On Tue, Mar 8, 2016 at 1:36 PM, Robert Scholte <rfscho...@apache.org> wrote:

> On Mon, 07 Mar 2016 14:53:28 +0100, Sander Mak <sander....@luminis.eu>
> wrote:
>
>
>> I don't think I understand the issue here. Using -Xpatch doesn't change
>>> the module declaration or export. It can be used to override or augment the
>>> module content, it just can't override the module declaration. It can be
>>> used in conjunction with -XaddReads and -XaddExports to read additional
>>> modules or export additional packages. For example, if a patch adds types
>>> to a new package then you could export that package with -XaddExports. If
>>> the patch injects tests into an existing package then those tests might
>>> have new dependences and requires compiling or running with
>>> -XaddReads:$MODULE=junit for example.
>>>
>>
>> I was playing around with exactly this yesterday, and this is what I
>> ended up with:
>>
>> javac -Xmodule:javamodularity.easytext.algorithm.naivesyllablecounter \
>>
>> -XaddReads:javamodularity.easytext.algorithm.naivesyllablecounter=org.junit
>> \
>>       -mp mods:lib-test \
>>       -d mods-test/javamodularity.easytext.algorithm.naivesyllablecounter
>> $(find src-test -name '*.java')
>>
>> java -Xpatch:mods-test \
>>
>>  -XaddReads:javamodularity.easytext.algorithm.naivesyllablecounter=org.junit
>> \
>>
>>  
>> -XaddExports:javamodularity.easytext.algorithm.naivesyllablecounter/javamodularity.easytext.algorithm.naivesyllablecounter=org.junit
>> \
>>      -mp mods:lib-test \
>>      -addmods
>> javamodularity.easytext.algorithm.naivesyllablecounter,hamcrestcore \
>>      -m org.junit/org.junit.runner.JUnitCore
>> javamodularity.easytext.algorithm.naivesyllablecounter.NaiveSyllableCounterTest
>>
>> Which patches my application module to contain a unit test, and then
>> exposes my application module to junit at runtime (which is used as
>> automatic module here). This works as expected.
>>
>>
>> -- Sander
>>
>
> When translating this to Maven it assumes that Maven is aware of the
> module name of the project is it building.
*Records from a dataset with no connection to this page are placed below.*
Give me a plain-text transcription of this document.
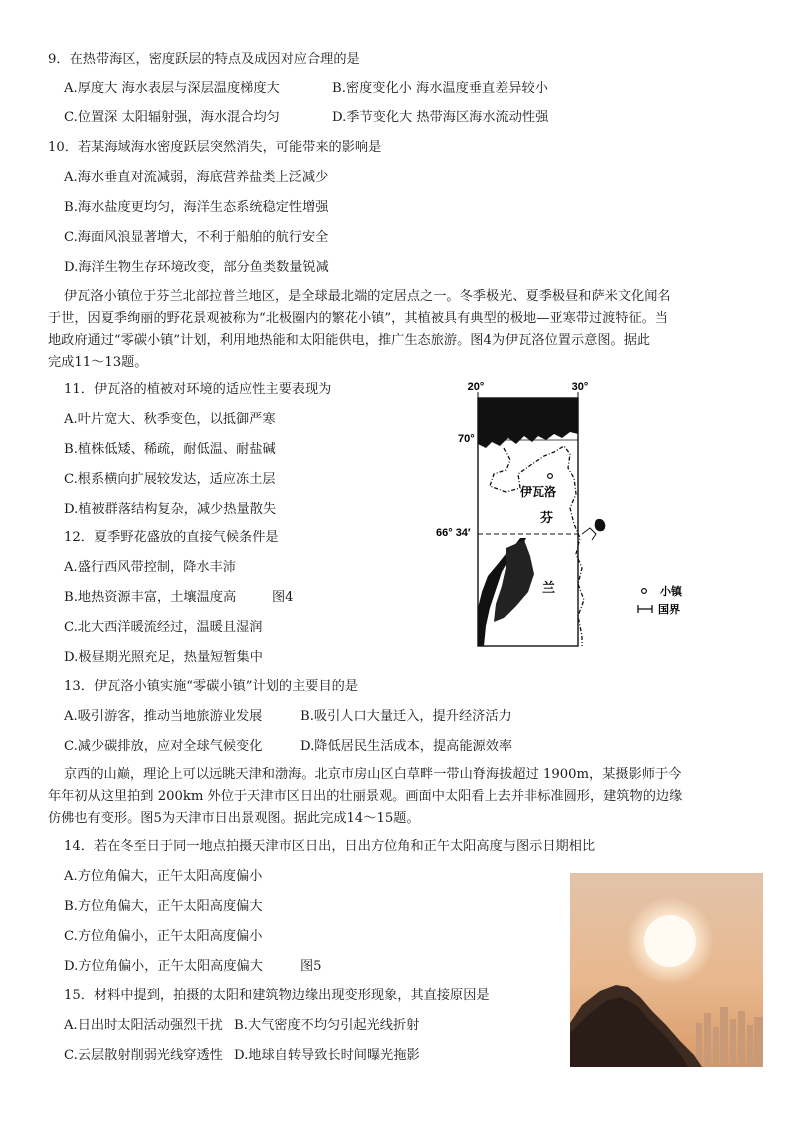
9．在热带海区，密度跃层的特点及成因对应合理的是
A.厚度大 海水表层与深层温度梯度大	B.密度变化小 海水温度垂直差异较小
C.位置深 太阳辐射强，海水混合均匀	D.季节变化大 热带海区海水流动性强
10．若某海域海水密度跃层突然消失，可能带来的影响是
A.海水垂直对流减弱，海底营养盐类上泛减少
B.海水盐度更均匀，海洋生态系统稳定性增强
C.海面风浪显著增大，不利于船舶的航行安全
D.海洋生物生存环境改变，部分鱼类数量锐减
伊瓦洛小镇位于芬兰北部拉普兰地区，是全球最北端的定居点之一。冬季极光、夏季极昼和萨米文化闻名
于世，因夏季绚丽的野花景观被称为“北极圈内的繁花小镇”，其植被具有典型的极地—亚寒带过渡特征。当
地政府通过“零碳小镇”计划，利用地热能和太阳能供电，推广生态旅游。图4为伊瓦洛位置示意图。据此
完成11～13题。
11．伊瓦洛的植被对环境的适应性主要表现为
A.叶片宽大、秋季变色，以抵御严寒
B.植株低矮、稀疏，耐低温、耐盐碱
C.根系横向扩展较发达，适应冻土层
D.植被群落结构复杂，减少热量散失
12．夏季野花盛放的直接气候条件是
A.盛行西风带控制，降水丰沛
B.地热资源丰富，土壤温度高	图4
C.北大西洋暖流经过，温暖且湿润
D.极昼期光照充足，热量短暂集中
13．伊瓦洛小镇实施“零碳小镇”计划的主要目的是
A.吸引游客，推动当地旅游业发展	B.吸引人口大量迁入，提升经济活力
C.减少碳排放，应对全球气候变化	D.降低居民生活成本，提高能源效率
京西的山巅，理论上可以远眺天津和渤海。北京市房山区白草畔一带山脊海拔超过 1900m，某摄影师于今
年年初从这里拍到 200km 外位于天津市区日出的壮丽景观。画面中太阳看上去并非标准圆形，建筑物的边缘
仿佛也有变形。图5为天津市日出景观图。据此完成14～15题。
14．若在冬至日于同一地点拍摄天津市区日出，日出方位角和正午太阳高度与图示日期相比
A.方位角偏大，正午太阳高度偏小
B.方位角偏大，正午太阳高度偏大
C.方位角偏小，正午太阳高度偏小
D.方位角偏小，正午太阳高度偏大	图5
15．材料中提到，拍摄的太阳和建筑物边缘出现变形现象，其直接原因是
A.日出时太阳活动强烈干扰 B.大气密度不均匀引起光线折射
C.云层散射削弱光线穿透性 D.地球自转导致长时间曝光拖影
20°	30°
70°
66° 34′
伊瓦洛
芬
兰	小镇
国界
> Up until now that's not true. Developers specify the moduleName in the
> module-info.java and it doesn't make sense to ask them to add the same
> modulename to the pom (it that was possible) or the maven-compiler-plugin
> configuration. Instead Maven could use some new java9 APIs to discover the
> moduleName, but that would imply that from now on maven-compiler-plugin
> requires Java9 runtime. I don't think that's the way we want to go right
> now. Several Maven plugins have their own kind of multi-release pattern
> where some codeblocks depend on a specific Maven version, but we really
> want to avoid this.
> I hope we can find a way where Maven can simply refer to the
> classes-directory or the jar for some java/javac arguments where one would
> now need to be aware of its module name.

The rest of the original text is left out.